La strategia di Pine Labs si inserisce quindi in una tendenza più ampia che coinvolge anche giganti internazionali dei pagamenti come Stripe, PayPal e Klarna, già attivi nell’utilizzo delle stablecoin per facilitare i pagamenti internazionali. In questo contesto la tecnologia blockchain viene vista non solo come uno strumento per il trading di criptovalute, ma come un’infrastruttura finanziaria capace di sostenere nuovi modelli di pagamento globali.
Nonostante l’interesse crescente, la carta basata su stablecoin non sarà disponibile in India né in Cina, due mercati caratterizzati da un approccio normativo più prudente verso le criptovalute. In India le stablecoin non sono vietate, ma la banca centrale ha espresso preoccupazioni riguardo al loro possibile impatto sulla politica monetaria e sui rischi legati ai trasferimenti illeciti di denaro. Anche in Cina la posizione delle autorità è diventata più rigida, con recenti restrizioni sull’emissione offshore di stablecoin collegate allo yuan e un rafforzamento delle misure contro le valute virtuali.
Pine Labs, sostenuta da investitori di primo piano come Temasek e Peak XV, è conosciuta principalmente per le sue soluzioni di pagamento per esercenti, tra cui terminali point-of-sale e piattaforme di accettazione dei pagamenti. L’azienda serve clienti in circa 20 Paesi e sta rafforzando progressivamente la propria presenza internazionale. Attualmente le attività al di fuori dell’India rappresentano circa il 17% del fatturato complessivo, un dato che evidenzia il crescente peso dei mercati esteri nella strategia aziendale.
Dal punto di vista economico la società ha registrato una crescita significativa, con ricavi lordi aumentati del 24% su base annua fino a raggiungere circa 7,44 miliardi di rupie nell’ultimo trimestre disponibile. Parallelamente Pine Labs sta investendo in nuove direttrici tecnologiche considerate decisive per il futuro della fintech, in particolare intelligenza artificiale, pagamenti cross-border e integrazione delle stablecoin nei sistemi di pagamento.
Negli ultimi mesi l’azienda ha inoltre rafforzato la propria presenza nel mercato domestico indiano attraverso accordi pluriennali con importanti società energetiche come Bharat Petroleum, Hindustan Petroleum e Indian Oil, con l’obiettivo di modernizzare le infrastrutture di pagamento digitale nelle reti di distributori di carburante. A ciò si aggiunge l’ottenimento delle licenze della Reserve Bank of India per operare come payment aggregator in ambito offline, online e nelle transazioni internazionali.

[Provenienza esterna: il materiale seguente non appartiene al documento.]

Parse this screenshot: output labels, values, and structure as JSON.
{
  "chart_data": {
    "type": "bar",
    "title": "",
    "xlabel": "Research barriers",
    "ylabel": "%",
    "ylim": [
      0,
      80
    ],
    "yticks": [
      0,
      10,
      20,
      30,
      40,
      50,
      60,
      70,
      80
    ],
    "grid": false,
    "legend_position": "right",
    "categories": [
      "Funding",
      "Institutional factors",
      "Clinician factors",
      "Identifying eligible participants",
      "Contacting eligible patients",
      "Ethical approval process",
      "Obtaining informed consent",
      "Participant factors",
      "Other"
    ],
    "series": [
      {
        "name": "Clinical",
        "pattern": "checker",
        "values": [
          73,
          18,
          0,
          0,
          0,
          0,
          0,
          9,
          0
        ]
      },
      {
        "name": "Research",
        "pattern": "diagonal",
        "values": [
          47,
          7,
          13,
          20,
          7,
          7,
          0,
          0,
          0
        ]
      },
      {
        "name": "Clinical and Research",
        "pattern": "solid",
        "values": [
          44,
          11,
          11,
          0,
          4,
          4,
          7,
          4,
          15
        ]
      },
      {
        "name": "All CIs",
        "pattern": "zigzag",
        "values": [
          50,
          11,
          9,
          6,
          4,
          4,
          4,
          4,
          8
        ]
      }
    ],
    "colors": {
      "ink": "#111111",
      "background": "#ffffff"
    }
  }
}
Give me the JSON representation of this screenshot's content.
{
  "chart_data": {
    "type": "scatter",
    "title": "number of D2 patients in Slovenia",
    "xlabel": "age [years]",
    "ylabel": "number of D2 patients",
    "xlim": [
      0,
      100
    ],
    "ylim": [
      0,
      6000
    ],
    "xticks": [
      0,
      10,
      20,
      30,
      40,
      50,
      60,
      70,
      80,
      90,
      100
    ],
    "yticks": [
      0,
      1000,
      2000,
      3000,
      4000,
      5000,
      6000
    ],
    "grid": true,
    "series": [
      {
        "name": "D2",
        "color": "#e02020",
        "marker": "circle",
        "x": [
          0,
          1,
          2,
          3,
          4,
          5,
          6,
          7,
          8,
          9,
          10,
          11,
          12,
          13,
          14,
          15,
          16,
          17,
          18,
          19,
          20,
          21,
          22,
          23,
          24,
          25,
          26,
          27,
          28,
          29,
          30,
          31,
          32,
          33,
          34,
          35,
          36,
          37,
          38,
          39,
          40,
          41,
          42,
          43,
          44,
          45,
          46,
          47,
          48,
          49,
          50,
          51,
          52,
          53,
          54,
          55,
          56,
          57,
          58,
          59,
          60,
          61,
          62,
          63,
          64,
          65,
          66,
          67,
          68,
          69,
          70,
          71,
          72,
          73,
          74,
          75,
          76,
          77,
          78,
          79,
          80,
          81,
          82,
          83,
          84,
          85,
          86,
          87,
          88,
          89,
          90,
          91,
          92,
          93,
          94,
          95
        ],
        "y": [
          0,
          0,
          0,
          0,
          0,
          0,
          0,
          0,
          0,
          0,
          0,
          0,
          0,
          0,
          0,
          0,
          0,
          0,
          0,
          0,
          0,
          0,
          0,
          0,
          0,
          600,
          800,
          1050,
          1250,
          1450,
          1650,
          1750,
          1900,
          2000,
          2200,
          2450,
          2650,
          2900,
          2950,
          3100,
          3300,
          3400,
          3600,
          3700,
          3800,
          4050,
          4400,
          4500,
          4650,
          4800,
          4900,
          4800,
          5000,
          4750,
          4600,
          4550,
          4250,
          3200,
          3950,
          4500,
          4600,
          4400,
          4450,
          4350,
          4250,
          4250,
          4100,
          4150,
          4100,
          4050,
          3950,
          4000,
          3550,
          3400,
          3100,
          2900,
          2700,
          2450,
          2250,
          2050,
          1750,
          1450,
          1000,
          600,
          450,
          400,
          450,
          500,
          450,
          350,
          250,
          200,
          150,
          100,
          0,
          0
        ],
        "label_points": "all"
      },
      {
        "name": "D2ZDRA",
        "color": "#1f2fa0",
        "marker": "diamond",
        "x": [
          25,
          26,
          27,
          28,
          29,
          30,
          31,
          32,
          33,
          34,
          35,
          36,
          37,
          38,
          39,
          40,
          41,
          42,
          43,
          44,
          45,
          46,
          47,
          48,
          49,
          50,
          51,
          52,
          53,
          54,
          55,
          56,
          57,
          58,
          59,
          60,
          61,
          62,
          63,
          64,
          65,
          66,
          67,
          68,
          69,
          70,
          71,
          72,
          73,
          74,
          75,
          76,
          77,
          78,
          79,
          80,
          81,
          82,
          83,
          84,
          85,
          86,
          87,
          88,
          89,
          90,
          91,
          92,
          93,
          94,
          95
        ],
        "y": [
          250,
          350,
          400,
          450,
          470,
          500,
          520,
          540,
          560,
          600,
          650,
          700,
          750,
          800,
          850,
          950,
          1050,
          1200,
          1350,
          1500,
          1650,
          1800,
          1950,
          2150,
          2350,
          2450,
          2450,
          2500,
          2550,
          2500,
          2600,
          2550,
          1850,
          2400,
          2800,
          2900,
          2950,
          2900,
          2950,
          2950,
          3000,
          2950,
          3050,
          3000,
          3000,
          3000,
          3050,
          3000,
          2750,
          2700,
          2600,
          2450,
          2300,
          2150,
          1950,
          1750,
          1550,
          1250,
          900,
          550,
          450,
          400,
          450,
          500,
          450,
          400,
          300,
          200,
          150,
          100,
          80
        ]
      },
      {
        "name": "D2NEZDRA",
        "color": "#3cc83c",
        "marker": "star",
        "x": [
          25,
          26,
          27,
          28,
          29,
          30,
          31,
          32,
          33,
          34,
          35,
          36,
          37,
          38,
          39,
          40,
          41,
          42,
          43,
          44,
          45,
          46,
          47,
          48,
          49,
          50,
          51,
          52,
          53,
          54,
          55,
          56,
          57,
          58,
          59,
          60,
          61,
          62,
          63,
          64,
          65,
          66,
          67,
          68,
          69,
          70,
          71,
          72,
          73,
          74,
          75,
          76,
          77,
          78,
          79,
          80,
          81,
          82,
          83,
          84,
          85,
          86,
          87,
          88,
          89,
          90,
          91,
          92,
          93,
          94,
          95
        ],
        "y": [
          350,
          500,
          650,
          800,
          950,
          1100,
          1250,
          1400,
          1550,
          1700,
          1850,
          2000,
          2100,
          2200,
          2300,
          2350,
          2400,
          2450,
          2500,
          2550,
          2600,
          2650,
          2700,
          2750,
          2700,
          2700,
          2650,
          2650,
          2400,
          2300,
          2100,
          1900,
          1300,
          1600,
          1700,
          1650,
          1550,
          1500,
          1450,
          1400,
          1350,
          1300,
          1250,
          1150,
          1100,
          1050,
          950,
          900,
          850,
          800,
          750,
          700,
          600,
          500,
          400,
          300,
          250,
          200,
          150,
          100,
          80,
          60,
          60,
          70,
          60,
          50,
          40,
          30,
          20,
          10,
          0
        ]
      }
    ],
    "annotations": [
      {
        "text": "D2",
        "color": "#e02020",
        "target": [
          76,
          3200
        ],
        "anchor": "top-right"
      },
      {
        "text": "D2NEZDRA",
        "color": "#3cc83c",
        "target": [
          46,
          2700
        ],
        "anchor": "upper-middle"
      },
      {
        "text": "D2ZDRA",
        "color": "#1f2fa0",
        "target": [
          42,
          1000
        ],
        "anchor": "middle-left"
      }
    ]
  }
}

L’iniziativa della carta prepagata basata su stablecoin rappresenta quindi un tassello di una strategia più ampia che mira a posizionare Pine Labs al centro della trasformazione dei pagamenti digitali globali. Se il progetto dovesse ottenere una buona adozione nei mercati emergenti, potrebbe accelerare l’integrazione tra fintech tradizionale e infrastrutture blockchain, aprendo la strada a una nuova generazione di strumenti finanziari digitali capaci di rendere i pagamenti internazionali più rapidi, economici e accessibili.